That Quail, Robert
- Author: Margaret A. Stanger
- Illustrator: Cathy Baldwin
- Language: English
- Published: 1966
- Publisher: J. B. Lippincott & Co.
- Publication place: United States of America
- ISBN: 0397004516

= That Quail, Robert =

Book written by Margaret A. Stanger

That Quail, Robert is a book by Margaret A. Stanger, illustrated by Cathy Baldwin. Published on August 15, 1966, it details the true story of Robert, a domesticated northern bobwhite raised by a Cape Cod family. Through mentions in local media and an appearance by the author on a television game show, Robert became somewhat of a minor celebrity. Stanger's biography achieved international renown and the book became a best seller.

== Synopsis ==
On July 11, 1962, retired couple, Dr. Thomas and Mildred Kienzle, discover an unhatched egg in an abandoned quail nest on their property in Orleans, Massachusetts. They take the egg home as a curiosity and are surprised to find it moving. Setting it next to a warm lamp, the egg hatches and out tumbles the tiny chick, whom they name Bobby White (promptly revised to Robert by the Kienzles' close friend, author Margaret A. Stanger). Robert quickly settles into the household, developing a strong bond with Tommy and Mildred. After a few months, The Kienzles attempt to release Robert back into the wild but are unsuccessful, Robert instead preferring the companionship and comfort of the Kienzle household.

The Kienzles approach Wallace Bailey, director of the Wellfleet Bay Wildlife Sanctuary, for advice concerning Robert's well-being and future. Bailey suggests that Robert be banded and that the Kienzles continue to care for the little bird. The Kienzles adjust to a new life with Robert in their charge, enjoying meals at the dining room table and excursions into the yard, entertaining visitors fascinated by the story of a quail who prefers the company of people to birds, chirps into the telephone and sleeps on a favourite red pillbox hat. Robert and the family experience the first snowfall of the year and a Christmas visit from the Kienzles' family (Robert being particularly fascinated by a nativity display but decidedly unimpressed with their exuberant grandchildren).

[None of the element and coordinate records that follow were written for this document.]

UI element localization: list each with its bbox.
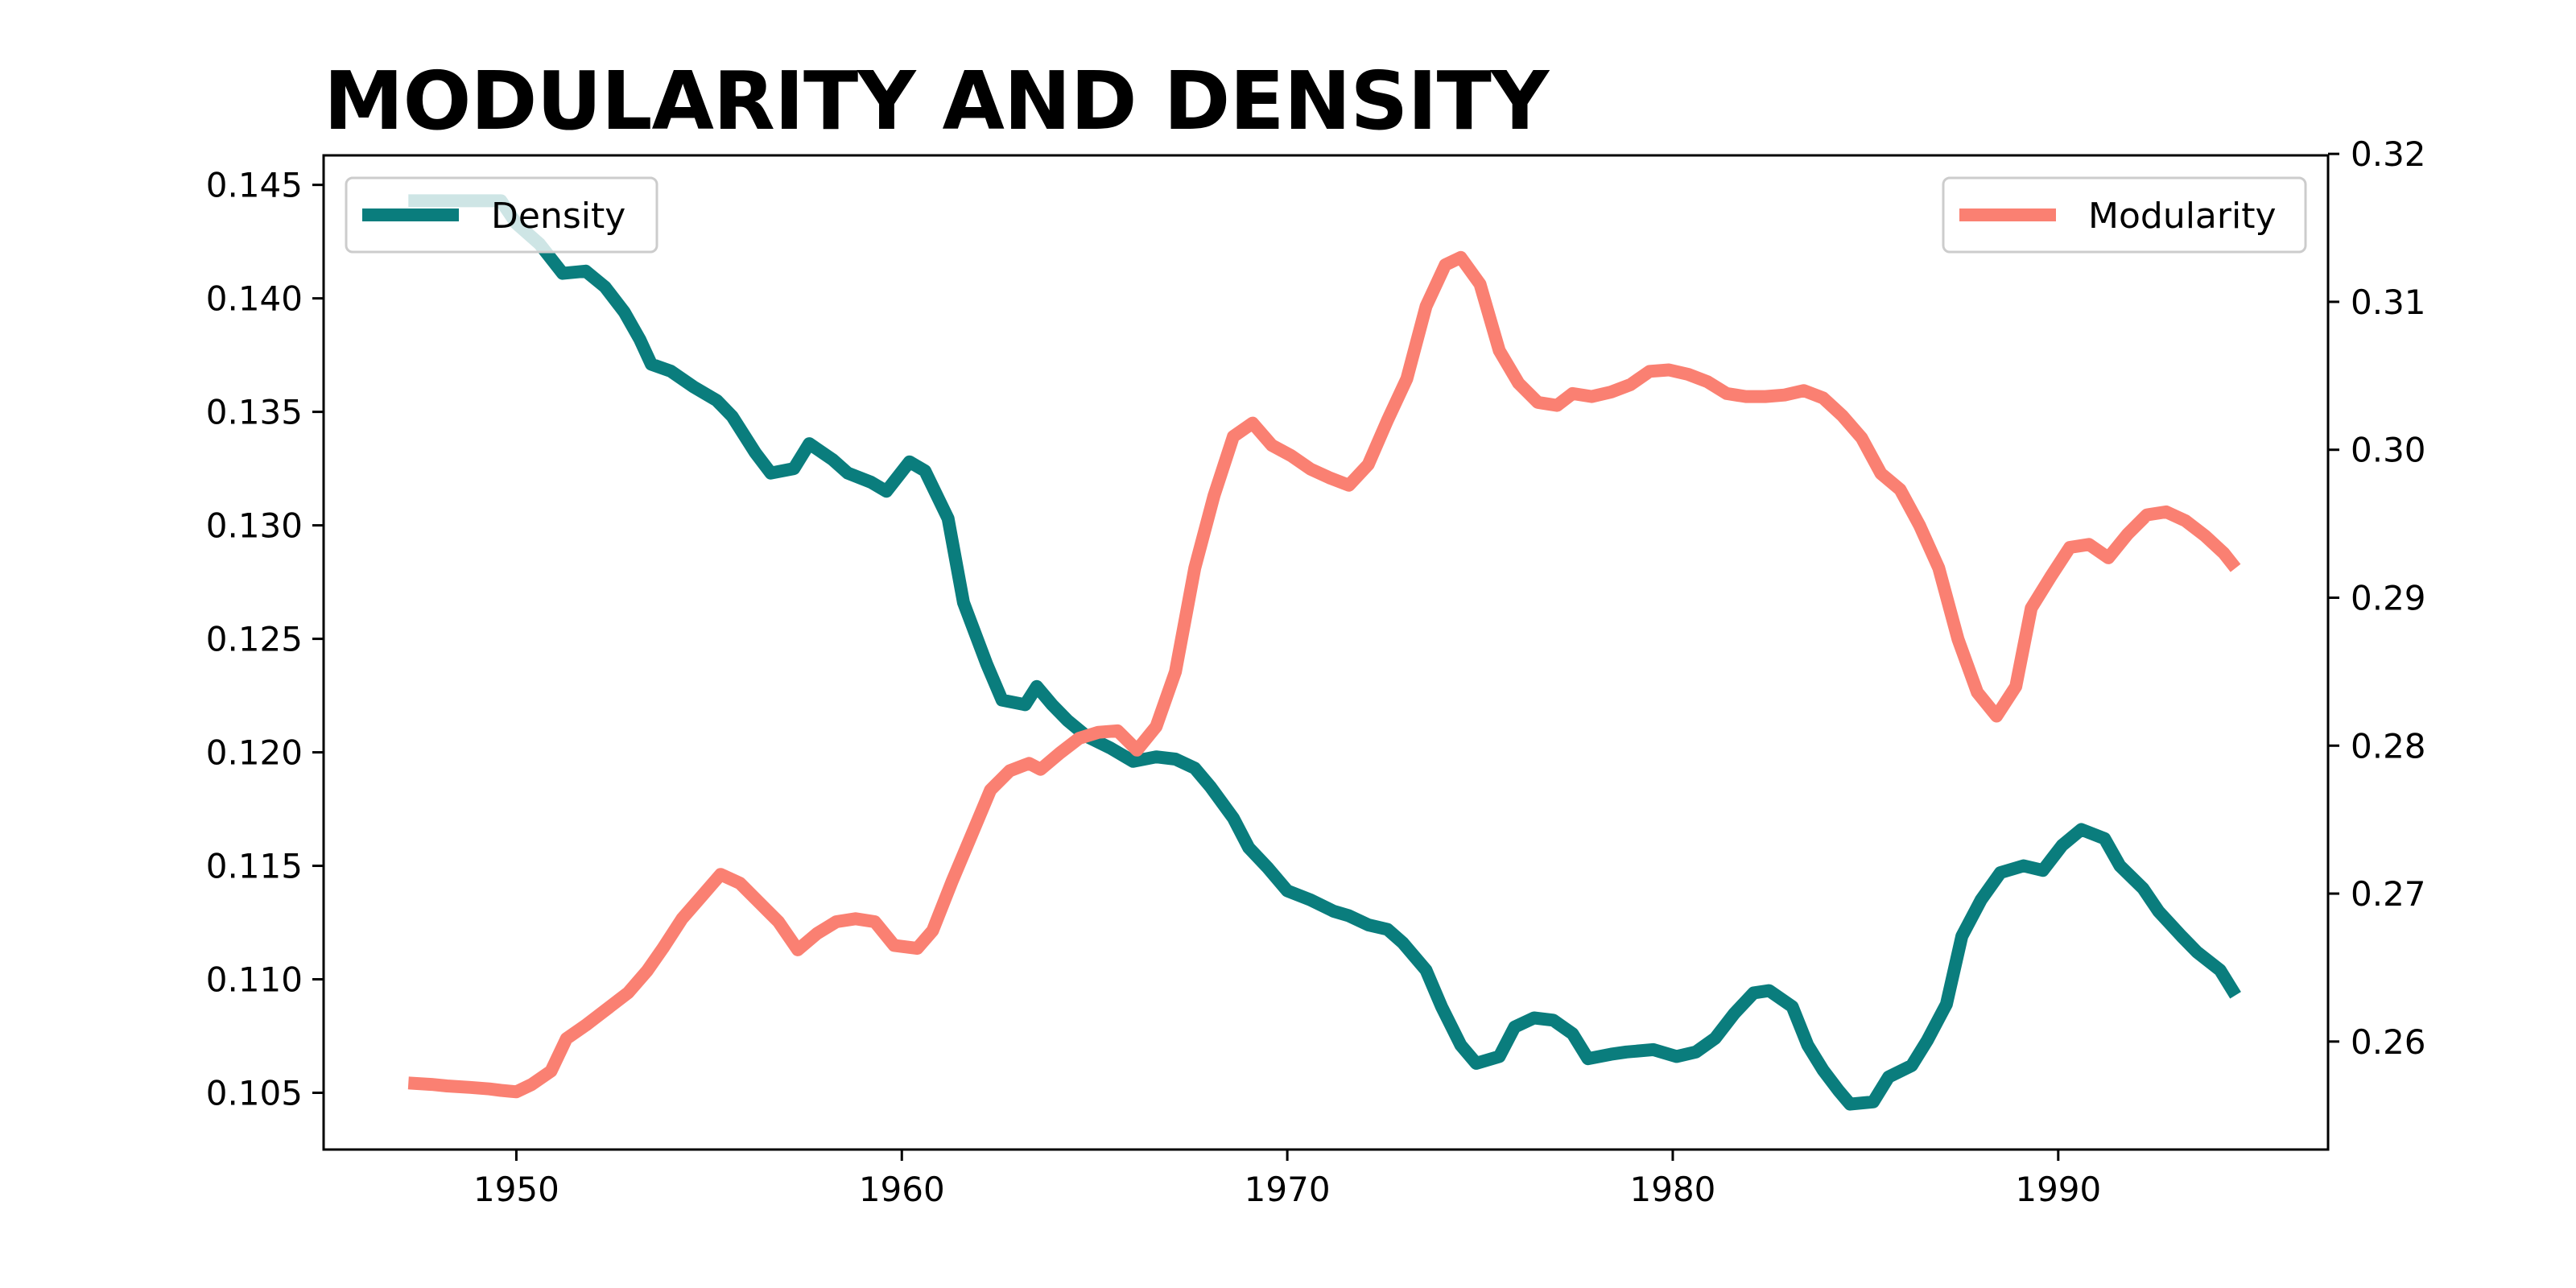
x-tick-label: 1960 [859,1170,945,1209]
x-tick-label: 1990 [2015,1170,2101,1209]
series-line-density [408,194,2241,1111]
y-right-tick-label: 0.31 [2351,283,2426,322]
y-right-tick-label: 0.29 [2351,579,2426,618]
chart-title: MODULARITY AND DENSITY [324,54,1550,148]
x-tick-label: 1950 [473,1170,559,1209]
legend-label: Modularity [2088,196,2277,237]
series-line-modularity [407,250,2241,1099]
axes: 1950 1960 1970 1980 1990 0.105 0.110 0.115 0.120… [206,134,2426,1209]
y-left-tick-label: 0.145 [206,166,303,205]
x-tick-label: 1970 [1245,1170,1331,1209]
y-left-tick-label: 0.140 [206,279,303,319]
y-right-tick-label: 0.30 [2351,431,2426,470]
plot-frame [322,154,2330,1151]
x-tick-label: 1980 [1630,1170,1716,1209]
y-right-tick-label: 0.26 [2351,1022,2426,1062]
legend-modularity: Modularity [1942,176,2307,254]
y-right-tick-label: 0.27 [2351,874,2426,914]
y-left-tick-label: 0.125 [206,620,303,659]
y-right-tick-label: 0.32 [2351,134,2426,174]
plot-area [407,194,2241,1111]
y-right-tick-label: 0.28 [2351,726,2426,766]
y-left-tick-label: 0.120 [206,733,303,773]
legend-box [345,176,658,254]
y-left-tick-label: 0.115 [206,847,303,886]
legends: Density Modularity [345,176,2307,254]
legend-box [1942,176,2307,254]
y-left-tick-label: 0.130 [206,506,303,546]
y-left-tick-label: 0.105 [206,1074,303,1113]
legend-label: Density [491,196,625,237]
legend-density: Density [345,176,658,254]
y-left-tick-label: 0.110 [206,960,303,1000]
y-left-tick-label: 0.135 [206,393,303,432]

In the spring, the Kienzles consider that Robert might experience a strong mating instinct, and prepare for the possibility of Robert leaving the 'nest'. But Robert, listless and moulting, surprises the family by laying an egg at Tommy's feet, an event noted in local media. A change of name to 'Roberta' is considered but quickly abandoned; she remains Robert.

Early that summer, the Kienzles contemplate a long-planned European holiday. Concerned for the effect of their absence on Robert and considering cancelling their travel plans, their close friend Margaret volunteers to host Robert in her home for the duration. Margaret sets about preparing for Robert's arrival, enlisting a local builder to construct an enclosed patio. Margaret cares for Robert for ninety-six days, experiencing the joys and peculiarities of life with the unusual quail and entertaining a constant influx of visitors, many of whom sign Robert's growing guest book. The Kienzles return from abroad to a happy reunion with Robert.

In February, 1964, Margaret receives a call from a program arranger with NBC, inquiring whether Robert would be available to appear on the television game show Missing Links. Concerned with the health effects of the harsh studio lighting on the tiny bird, Margaret and the Kienzles decline the invitation on Robert's behalf, but agree to the suggestion that Margaret appear on the program instead. The national broadcast greatly increases Robert's fame; letters addressed to "Robert the Quail, Orleans, Mass." pour in from across the country.

Robert continues her happy life with the Kienzles, rebuffing amorous overtures from male quail suitors, entertaining guests and family members, along with the occasional misadventure (swallowing a diamond, disrupting a dinner party with an impromptu bath in dish of buttered broccoli). In December 1965, after a period of declining health, Robert falls asleep and passes away peacefully in the Kienzles' home; she is laid to rest in a favoured spot in Margaret's patio, watched over by a pair of carved stone quail from Japan.

== Reception and legacy ==
Critical reception of the book was generally positive, and it met with immediate success. By November 1966, publisher J. B. Lippincott & Co. had sold 46000 hardcovers over eight printings. That Quail, Robert appeared on The New York Times best-seller list, and was nominated for the 1968 William Allen White Children's Book Award. The book was published in German and Dutch translations. That Quail, Robert remains a beloved classic, and did much to secure Margaret Stanger's place amongst the Cape Cod literati; a 2015 history of Cape Cod notes that "(f)or a long while, Margaret Stanger's contribution to Cape Cod's literary scene was tantamount to what Mark Twain's means to the Mississippi River or Willa Cather's on the Great Plains."